When two electromagnetic waves with the same frequency overlap and are 90 degrees out of phase (in phase means the peaks of the waves line up) they add up to form a more complex wave that is “circular polarized” where the individual fields rotate in 3 dimensions
Imagine a planet like the Earth. If it had a magnetic field 3d all around, it would protect agains solar radiation all the time all around. If it had 2d it would protect just one slice of tje surfere while the other is bombarded with cancer Rays.
Now. Look at the acutal Earth planet we live on. What kind of magnetic anti cancer solar Ray protection do we have? All around baby, so we must infer that Earths magnetic field (and fields in general) be the all-around and ‘3d’.
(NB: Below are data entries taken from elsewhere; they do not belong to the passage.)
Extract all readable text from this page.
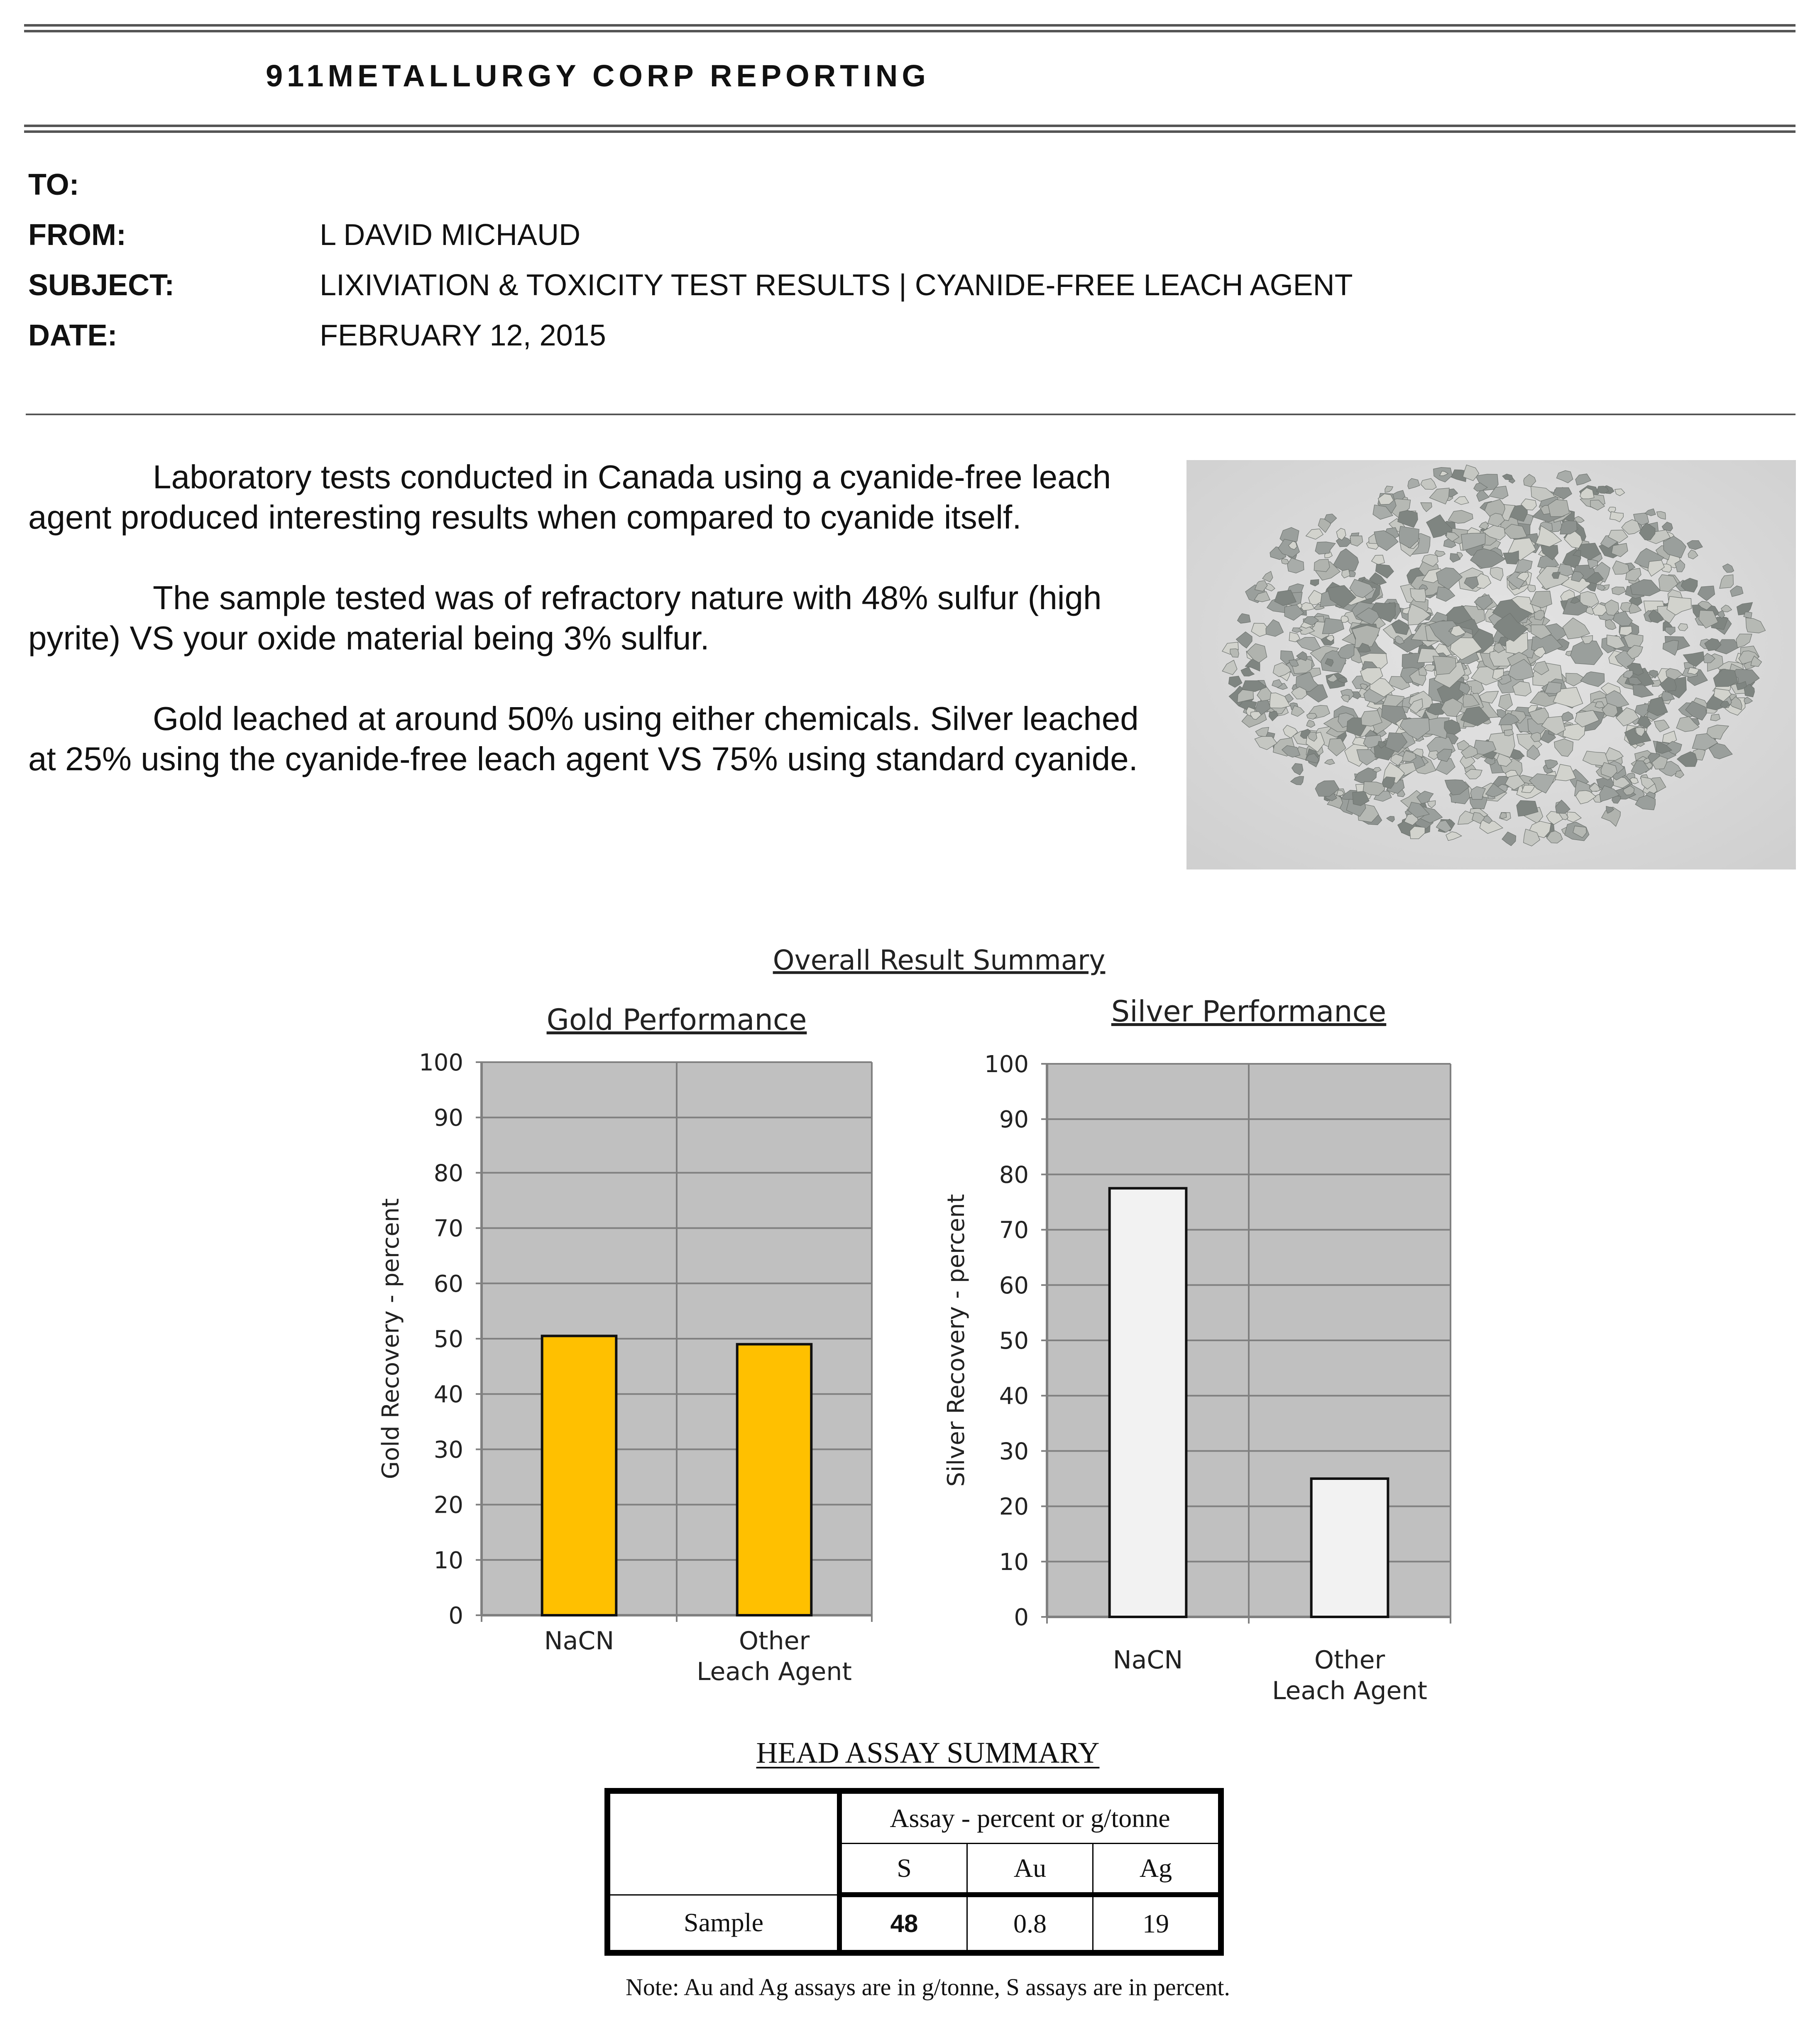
911METALLURGY CORP REPORTING
TO:
FROM:	L DAVID MICHAUD
SUBJECT:	LIXIVIATION & TOXICITY TEST RESULTS | CYANIDE-FREE LEACH AGENT
DATE:	FEBRUARY 12, 2015

Laboratory tests conducted in Canada using a cyanide-free leach agent produced interesting results when compared to cyanide itself.

The sample tested was of refractory nature with 48% sulfur (high pyrite) VS your oxide material being 3% sulfur.

Gold leached at around 50% using either chemicals. Silver leached at 25% using the cyanide-free leach agent VS 75% using standard cyanide.

Overall Result Summary
0
10
20
30
40
50
60
70
80
90
100
NaCN	Other
Leach Agent
Gold Performance
Gold Recovery - percent
0
10
20
30
40
50
60
70
80
90
100
NaCN	Other
Leach Agent
Silver Performance
Silver Recovery - percent
HEAD ASSAY SUMMARY
	Assay - percent or g/tonne		
	S	Au	Ag
Sample	48	0.8	19
Note: Au and Ag assays are in g/tonne, S assays are in percent.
Unfortunalty we have a hard time to easely experiment on it at home. Yoy know the experiment whare yoy place a bar magnet under a piece of paper and then drizzle small Iron filings over it to show the magnetic lines? Thats a 2d slice of the magnetic field lines that goes all around. You can clean it up, turn the bar magnet and repeat, now yoy have a visual for these other 2d slice of the bar magnets magnetic field… continue to do this with in all of the 3d space around the magnet and not just the now 2 slices if the field, and you can see the 3d field all around the bar magnet.
It depends. In general, radiation is three dimensional but not necessarily in a perfect spherical shape. Dipoles for example radiate in a sort of “donut” shape (well, their power density does, which is what you can measure), wherein the closer you get to the axis the dipole is in, the lesser the radiation is.